# Peacock Bass



## andymellon4 (Mar 17, 2009)

I was thinking about starting a new community or attempt one......I was trying for a managunese and a oscar and a greenterror and a jack dempsey

Would a peacock bass fit in or any kind of common bass (size wise ofcourse and i know they get huge

and yes i need an awful large tank......also what is the requirement for peacock basses

Thank you


----------



## Tensa (Jul 28, 2008)

peacock bass are pretty aggressive eaters. they also grow incredibly fast even when compared to a oscar. the biggest concern with that mix in my opinion is anything placed in the tank with a peacock bass will become food size within a couple months if your growing them out together like you most likely would have to. peacock bass will try to eat just about anything that moves that is their size or smaller. and if the other fish are too much larger then the peacocks that will cause a issue too.


----------



## Avatar~God (Oct 21, 2004)

AS fan said:


> peacock bass are pretty aggressive eaters. they also grow incredibly fast even when compared to a oscar. the biggest concern with that mix in my opinion is anything placed in the tank with a peacock bass will become food size within a couple months if your growing them out together like you most likely would have to. peacock bass will try to eat just about anything that moves that is their size or smaller. and if the other fish are too much larger then the peacocks that will cause a issue too.


Yep I have to agree

I'm not sure on the size of your set up but one of my buddies had three of these guys in with a redtail cat. Redtails grow VERY quick, so they made out to be decent tank mates. I wouldnt keep the fish you named off with the peacocks.


----------



## andymellon4 (Mar 17, 2009)

yeah thats kinda what i though but i was hoping i was wrong......any other cool suggestions?
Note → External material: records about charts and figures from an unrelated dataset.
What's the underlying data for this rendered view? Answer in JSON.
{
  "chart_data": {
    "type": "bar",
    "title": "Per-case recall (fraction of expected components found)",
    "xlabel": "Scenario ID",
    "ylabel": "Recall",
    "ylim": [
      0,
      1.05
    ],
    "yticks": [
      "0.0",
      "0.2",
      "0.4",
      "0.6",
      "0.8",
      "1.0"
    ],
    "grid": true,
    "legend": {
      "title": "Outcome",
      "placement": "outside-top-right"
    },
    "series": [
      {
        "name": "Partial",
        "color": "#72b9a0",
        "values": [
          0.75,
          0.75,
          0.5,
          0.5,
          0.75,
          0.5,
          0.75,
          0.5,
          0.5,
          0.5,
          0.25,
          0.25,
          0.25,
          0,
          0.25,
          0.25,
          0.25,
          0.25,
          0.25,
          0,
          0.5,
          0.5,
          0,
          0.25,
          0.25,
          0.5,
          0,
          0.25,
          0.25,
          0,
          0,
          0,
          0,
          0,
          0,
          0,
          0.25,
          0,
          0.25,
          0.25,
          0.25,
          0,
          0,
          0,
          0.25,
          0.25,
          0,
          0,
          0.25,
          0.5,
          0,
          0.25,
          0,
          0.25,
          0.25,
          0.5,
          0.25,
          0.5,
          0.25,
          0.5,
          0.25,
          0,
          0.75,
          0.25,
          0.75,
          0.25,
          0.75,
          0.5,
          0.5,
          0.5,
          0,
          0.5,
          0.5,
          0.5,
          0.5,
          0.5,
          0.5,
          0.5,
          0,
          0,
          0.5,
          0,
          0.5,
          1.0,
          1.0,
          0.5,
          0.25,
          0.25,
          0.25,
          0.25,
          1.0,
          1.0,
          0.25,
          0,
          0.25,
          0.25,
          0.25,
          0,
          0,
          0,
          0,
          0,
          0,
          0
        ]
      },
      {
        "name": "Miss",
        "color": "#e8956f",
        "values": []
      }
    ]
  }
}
I heard wolf fish are cool but i honestly know little about them


----------



## roccov12345 (Sep 26, 2008)

andymellon4 said:


> yeah thats kinda what i though but i was hoping i was wrong......any other cool suggestions?
> 
> I heard wolf fish are cool but i honestly know little about them


I posted a neat predatory video of peacock bass a while ago. Let me see if I can dig it up....


----------



## Avatar~God (Oct 21, 2004)

andymellon4 said:


> yeah thats kinda what i though but i was hoping i was wrong......any other cool suggestions?
> 
> I heard wolf fish are cool but i honestly know little about them


Are you trying to find fish to put in with the ones you named above? Wolf fish cant be put with these guys either, wolf fish will most likely eat them within time, but I have seen it done before in a large tank. What size tank do you have?


----------



## wrenchaholic (Jul 14, 2013)

I have a 14 inch butterfly peacock i caught when it was small at a local lake. over the 4 years ive had it, not any store bought fish survive without being eaten or stressed to death by the peacock. a few large bottom fish made it and a few larger cichlids like oscars and jags and devils.


----------



## scent troll (Apr 4, 2005)

^ thats awesome
peacocks are really amazing cichlids. pretty much any bass holds true to this rule of thumb. "if it fits in my mouth, its dinner"

and as stated above the peacocks really grow fast. so even if purchased at a similar size as other fish it can and will outgrow them and over take the tank. but for those of us who manage to keep one...what a great predator to own. truly a perfect fish in my opinion.


----------